Ms Philips seems to be blissfully unaware that this dioxin-laden ash is infinitely more noxious than the original waste and that it will also have to be buried in the ground. The fly ash portion of this waste is particularly hazardous.
Six years ago, during the Belgian dioxin crisis, I was stationed at Felixstowe border inspection post as an official veterinary inspector. A blanket ban had been placed on the importation of foodstuffs from Belgium because of feared dioxin contamination. This crisis cost the Belgian economy millions of pounds as well as a major loss in consumer confidence and was later found to have resulted from just one gramme of dioxin.
Irish milk and milk produce currently have the lowest dioxin levels in Europe. This competitive advantage will be lost if we go down the burning route as municipal solid waste incinerators are by far the greatest source of dioxin in the world.
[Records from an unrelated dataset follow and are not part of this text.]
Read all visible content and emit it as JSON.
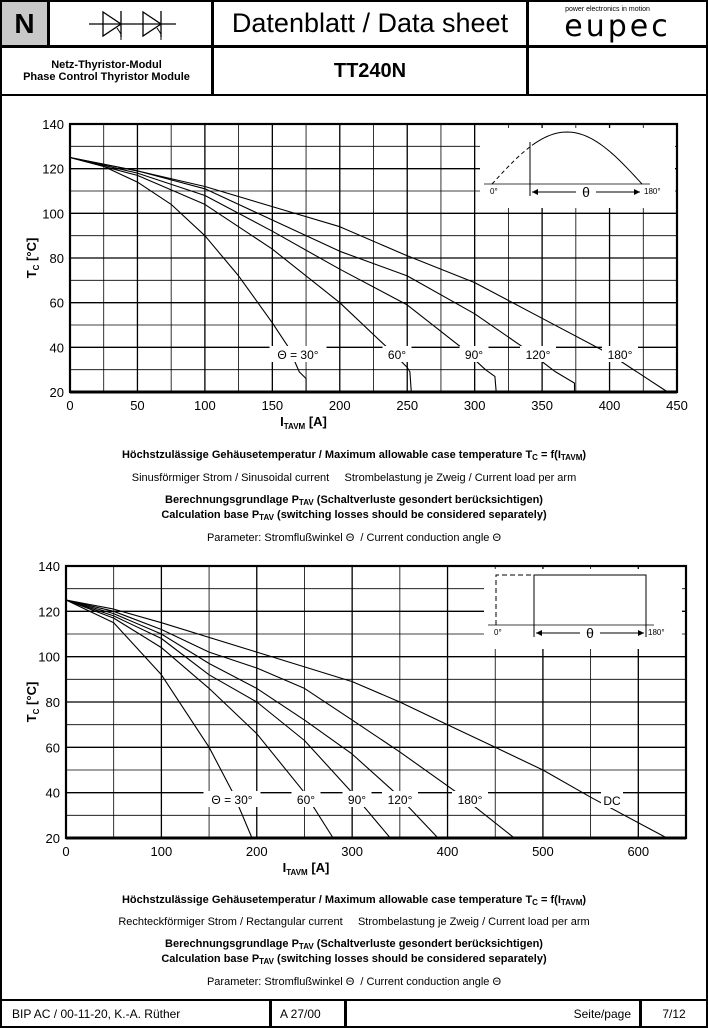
{
  "header": {
    "class_letter": "N",
    "symbol_icon": "dual-thyristor-symbol",
    "title": "Datenblatt / Data sheet",
    "logo_tagline": "power electronics in motion",
    "logo_text": "eupec",
    "subtitle_de": "Netz-Thyristor-Modul",
    "subtitle_en": "Phase Control Thyristor Module",
    "part_number": "TT240N"
  },
  "captions": [
    {
      "title_main": "Höchstzulässige Gehäusetemperatur / Maximum allowable case temperature T",
      "title_sub1": "C",
      "title_mid": " = f(I",
      "title_sub2": "TAVM",
      "title_end": ")",
      "line2": "Sinusförmiger Strom / Sinusoidal current     Strombelastung je Zweig / Current load per arm",
      "calc_de_a": "Berechnungsgrundlage P",
      "calc_sub": "TAV",
      "calc_de_b": " (Schaltverluste gesondert berücksichtigen)",
      "calc_en_a": "Calculation base P",
      "calc_en_b": " (switching losses should be considered separately)",
      "param": "Parameter: Stromflußwinkel Θ  / Current conduction angle Θ"
    },
    {
      "title_main": "Höchstzulässige Gehäusetemperatur / Maximum allowable case temperature T",
      "title_sub1": "C",
      "title_mid": " = f(I",
      "title_sub2": "TAVM",
      "title_end": ")",
      "line2": "Rechteckförmiger Strom / Rectangular current     Strombelastung je Zweig / Current load per arm",
      "calc_de_a": "Berechnungsgrundlage P",
      "calc_sub": "TAV",
      "calc_de_b": " (Schaltverluste gesondert berücksichtigen)",
      "calc_en_a": "Calculation base P",
      "calc_en_b": " (switching losses should be considered separately)",
      "param": "Parameter: Stromflußwinkel Θ  / Current conduction angle Θ"
    }
  ],
  "footer": {
    "author": "BIP AC / 00-11-20, K.-A. Rüther",
    "revision": "A 27/00",
    "page_label": "Seite/page",
    "page_number": "7/12"
  },
  "chart_data": [
    {
      "type": "line",
      "xlabel": "I",
      "xlabel_sub": "TAVM",
      "xlabel_unit": " [A]",
      "ylabel": "T",
      "ylabel_sub": "C",
      "ylabel_unit": " [°C]",
      "xlim": [
        0,
        450
      ],
      "ylim": [
        20,
        140
      ],
      "xticks": [
        0,
        50,
        100,
        150,
        200,
        250,
        300,
        350,
        400,
        450
      ],
      "yticks": [
        20,
        40,
        60,
        80,
        100,
        120,
        140
      ],
      "grid": true,
      "inset": {
        "type": "sinusoidal",
        "label_start": "0°",
        "label_end": "180°",
        "label_angle": "θ"
      },
      "series": [
        {
          "name": "Θ = 30°",
          "points": [
            [
              0,
              125
            ],
            [
              25,
              121
            ],
            [
              50,
              114
            ],
            [
              75,
              104
            ],
            [
              100,
              90
            ],
            [
              125,
              72
            ],
            [
              150,
              51
            ],
            [
              162,
              40
            ],
            [
              170,
              29
            ],
            [
              175,
              26
            ],
            [
              175,
              20
            ]
          ]
        },
        {
          "name": "60°",
          "points": [
            [
              0,
              125
            ],
            [
              50,
              117
            ],
            [
              100,
              104
            ],
            [
              150,
              84
            ],
            [
              200,
              60
            ],
            [
              235,
              40
            ],
            [
              250,
              31
            ],
            [
              252,
              29
            ],
            [
              253,
              20
            ]
          ]
        },
        {
          "name": "90°",
          "points": [
            [
              0,
              125
            ],
            [
              50,
              118
            ],
            [
              100,
              108
            ],
            [
              150,
              92
            ],
            [
              200,
              75
            ],
            [
              250,
              59
            ],
            [
              290,
              40
            ],
            [
              308,
              30
            ],
            [
              315,
              27
            ],
            [
              316,
              20
            ]
          ]
        },
        {
          "name": "120°",
          "points": [
            [
              0,
              125
            ],
            [
              50,
              119
            ],
            [
              100,
              111
            ],
            [
              150,
              97
            ],
            [
              200,
              83
            ],
            [
              250,
              72
            ],
            [
              300,
              55
            ],
            [
              336,
              40
            ],
            [
              360,
              29
            ],
            [
              374,
              24
            ],
            [
              374,
              20
            ]
          ]
        },
        {
          "name": "180°",
          "points": [
            [
              0,
              125
            ],
            [
              50,
              119
            ],
            [
              100,
              112
            ],
            [
              150,
              103
            ],
            [
              200,
              94
            ],
            [
              250,
              81
            ],
            [
              300,
              69
            ],
            [
              350,
              53
            ],
            [
              400,
              37
            ],
            [
              443,
              20
            ]
          ]
        }
      ]
    },
    {
      "type": "line",
      "xlabel": "I",
      "xlabel_sub": "TAVM",
      "xlabel_unit": " [A]",
      "ylabel": "T",
      "ylabel_sub": "C",
      "ylabel_unit": " [°C]",
      "xlim": [
        0,
        650
      ],
      "ylim": [
        20,
        140
      ],
      "xticks": [
        0,
        100,
        200,
        300,
        400,
        500,
        600
      ],
      "yticks": [
        20,
        40,
        60,
        80,
        100,
        120,
        140
      ],
      "grid": true,
      "inset": {
        "type": "rectangular",
        "label_start": "0°",
        "label_end": "180°",
        "label_angle": "θ"
      },
      "series": [
        {
          "name": "Θ = 30°",
          "points": [
            [
              0,
              125
            ],
            [
              50,
              115
            ],
            [
              100,
              92
            ],
            [
              150,
              60
            ],
            [
              175,
              40
            ],
            [
              195,
              20
            ]
          ]
        },
        {
          "name": "60°",
          "points": [
            [
              0,
              125
            ],
            [
              50,
              117
            ],
            [
              100,
              104
            ],
            [
              150,
              86
            ],
            [
              200,
              66
            ],
            [
              250,
              40
            ],
            [
              280,
              20
            ]
          ]
        },
        {
          "name": "90°",
          "points": [
            [
              0,
              125
            ],
            [
              50,
              118
            ],
            [
              100,
              108
            ],
            [
              150,
              92
            ],
            [
              200,
              80
            ],
            [
              250,
              63
            ],
            [
              300,
              40
            ],
            [
              340,
              20
            ]
          ]
        },
        {
          "name": "120°",
          "points": [
            [
              0,
              125
            ],
            [
              50,
              119
            ],
            [
              100,
              110
            ],
            [
              150,
              97
            ],
            [
              200,
              86
            ],
            [
              250,
              72
            ],
            [
              300,
              57
            ],
            [
              345,
              40
            ],
            [
              390,
              20
            ]
          ]
        },
        {
          "name": "180°",
          "points": [
            [
              0,
              125
            ],
            [
              50,
              120
            ],
            [
              100,
              112
            ],
            [
              150,
              102
            ],
            [
              200,
              95
            ],
            [
              250,
              86
            ],
            [
              300,
              72
            ],
            [
              350,
              58
            ],
            [
              410,
              40
            ],
            [
              470,
              20
            ]
          ]
        },
        {
          "name": "DC",
          "points": [
            [
              0,
              125
            ],
            [
              50,
              121
            ],
            [
              100,
              115
            ],
            [
              200,
              102
            ],
            [
              300,
              89
            ],
            [
              350,
              80
            ],
            [
              400,
              70
            ],
            [
              450,
              60
            ],
            [
              500,
              50
            ],
            [
              550,
              38
            ],
            [
              630,
              20
            ]
          ]
        }
      ]
    }
  ]
}
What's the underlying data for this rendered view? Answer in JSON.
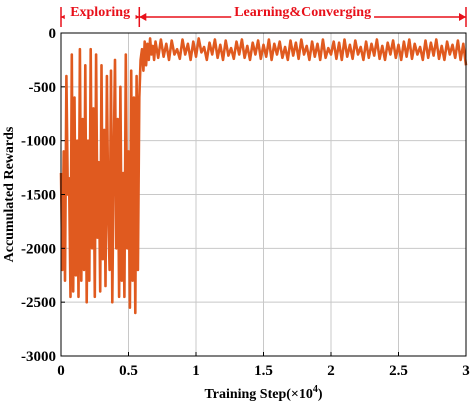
{
  "chart_data": {
    "type": "line",
    "xlabel": "Training Step(×10",
    "xlabel_exp": "4",
    "xlabel_close": ")",
    "ylabel": "Accumulated Rewards",
    "xlim": [
      0,
      3
    ],
    "ylim": [
      -3000,
      0
    ],
    "xticks": [
      0,
      0.5,
      1,
      1.5,
      2,
      2.5,
      3
    ],
    "xtick_labels": [
      "0",
      "0.5",
      "1",
      "1.5",
      "2",
      "2.5",
      "3"
    ],
    "yticks": [
      0,
      -500,
      -1000,
      -1500,
      -2000,
      -2500,
      -3000
    ],
    "ytick_labels": [
      "0",
      "-500",
      "-1000",
      "-1500",
      "-2000",
      "-2500",
      "-3000"
    ],
    "grid": true,
    "line_color": "#e05a1f",
    "annotation_color": "#e8101a",
    "phases": [
      {
        "label": "Exploring",
        "x_start": 0,
        "x_end": 0.58
      },
      {
        "label": "Learning&Converging",
        "x_start": 0.58,
        "x_end": 3
      }
    ],
    "series": [
      {
        "x": [
          0,
          0.01,
          0.02,
          0.03,
          0.04,
          0.05,
          0.06,
          0.07,
          0.08,
          0.09,
          0.1,
          0.11,
          0.12,
          0.13,
          0.14,
          0.15,
          0.16,
          0.17,
          0.18,
          0.19,
          0.2,
          0.21,
          0.22,
          0.23,
          0.24,
          0.25,
          0.26,
          0.27,
          0.28,
          0.29,
          0.3,
          0.31,
          0.32,
          0.33,
          0.34,
          0.35,
          0.36,
          0.37,
          0.38,
          0.39,
          0.4,
          0.41,
          0.42,
          0.43,
          0.44,
          0.45,
          0.46,
          0.47,
          0.48,
          0.49,
          0.5,
          0.51,
          0.52,
          0.53,
          0.54,
          0.55,
          0.56,
          0.57,
          0.58,
          0.59,
          0.6,
          0.61,
          0.62,
          0.63,
          0.64,
          0.65,
          0.66,
          0.67,
          0.68,
          0.69,
          0.7,
          0.72,
          0.74,
          0.76,
          0.78,
          0.8,
          0.82,
          0.84,
          0.86,
          0.88,
          0.9,
          0.92,
          0.94,
          0.96,
          0.98,
          1.0,
          1.02,
          1.04,
          1.06,
          1.08,
          1.1,
          1.12,
          1.14,
          1.16,
          1.18,
          1.2,
          1.22,
          1.24,
          1.26,
          1.28,
          1.3,
          1.32,
          1.34,
          1.36,
          1.38,
          1.4,
          1.42,
          1.44,
          1.46,
          1.48,
          1.5,
          1.52,
          1.54,
          1.56,
          1.58,
          1.6,
          1.62,
          1.64,
          1.66,
          1.68,
          1.7,
          1.72,
          1.74,
          1.76,
          1.78,
          1.8,
          1.82,
          1.84,
          1.86,
          1.88,
          1.9,
          1.92,
          1.94,
          1.96,
          1.98,
          2.0,
          2.02,
          2.04,
          2.06,
          2.08,
          2.1,
          2.12,
          2.14,
          2.16,
          2.18,
          2.2,
          2.22,
          2.24,
          2.26,
          2.28,
          2.3,
          2.32,
          2.34,
          2.36,
          2.38,
          2.4,
          2.42,
          2.44,
          2.46,
          2.48,
          2.5,
          2.52,
          2.54,
          2.56,
          2.58,
          2.6,
          2.62,
          2.64,
          2.66,
          2.68,
          2.7,
          2.72,
          2.74,
          2.76,
          2.78,
          2.8,
          2.82,
          2.84,
          2.86,
          2.88,
          2.9,
          2.92,
          2.94,
          2.96,
          2.98,
          3.0
        ],
        "y": [
          -1300,
          -2200,
          -1100,
          -2300,
          -400,
          -1500,
          -1350,
          -2450,
          -200,
          -2400,
          -600,
          -2250,
          -1000,
          -2450,
          -150,
          -2300,
          -800,
          -2200,
          -300,
          -2500,
          -1000,
          -2300,
          -150,
          -2000,
          -700,
          -2450,
          -200,
          -1900,
          -1200,
          -2400,
          -300,
          -2100,
          -900,
          -2350,
          -400,
          -1700,
          -2200,
          -350,
          -2500,
          -1150,
          -250,
          -2000,
          -800,
          -2450,
          -500,
          -2300,
          -1300,
          -2450,
          -200,
          -2000,
          -1100,
          -2550,
          -350,
          -2300,
          -600,
          -2600,
          -400,
          -2200,
          -600,
          -250,
          -150,
          -350,
          -80,
          -300,
          -100,
          -250,
          -50,
          -200,
          -120,
          -250,
          -80,
          -230,
          -60,
          -220,
          -100,
          -250,
          -70,
          -200,
          -150,
          -240,
          -60,
          -200,
          -100,
          -250,
          -80,
          -220,
          -50,
          -180,
          -130,
          -250,
          -90,
          -200,
          -60,
          -230,
          -110,
          -250,
          -70,
          -210,
          -140,
          -240,
          -80,
          -200,
          -60,
          -230,
          -120,
          -250,
          -90,
          -200,
          -70,
          -240,
          -110,
          -220,
          -60,
          -250,
          -100,
          -200,
          -80,
          -230,
          -130,
          -250,
          -70,
          -210,
          -90,
          -240,
          -60,
          -200,
          -120,
          -250,
          -80,
          -220,
          -100,
          -250,
          -60,
          -230,
          -140,
          -200,
          -80,
          -240,
          -90,
          -250,
          -60,
          -220,
          -110,
          -240,
          -70,
          -200,
          -130,
          -250,
          -80,
          -230,
          -100,
          -210,
          -60,
          -240,
          -120,
          -250,
          -90,
          -200,
          -70,
          -230,
          -110,
          -250,
          -80,
          -220,
          -60,
          -240,
          -100,
          -200,
          -130,
          -250,
          -70,
          -230,
          -90,
          -210,
          -60,
          -240,
          -120,
          -250,
          -80,
          -200,
          -110,
          -230,
          -70,
          -250,
          -100,
          -300
        ]
      }
    ]
  }
}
Ms Philips, in her December 16th letter, asks her detractors to "show the mothers of Ireland what they are supposed to do with their plastic nappies, please". The World Health Organisation announced on February 14th, 1997 that dioxin was a "class one carcinogen".
Dioxin is highly toxic at levels of nanograms and picograms and crosses the placenta, gaining access to the unborn child. It is also passed on in the milk of lactating animals and in the breast milk of the human female. Perhaps Ms Philips would like to advise the mothers of Ireland what they are supposed to do when they have dioxin in their breasts and in their unborn babies. - Yours, etc,
PATRICK McGINNITY, MVB, MRCVS, Keady, Co Armagh.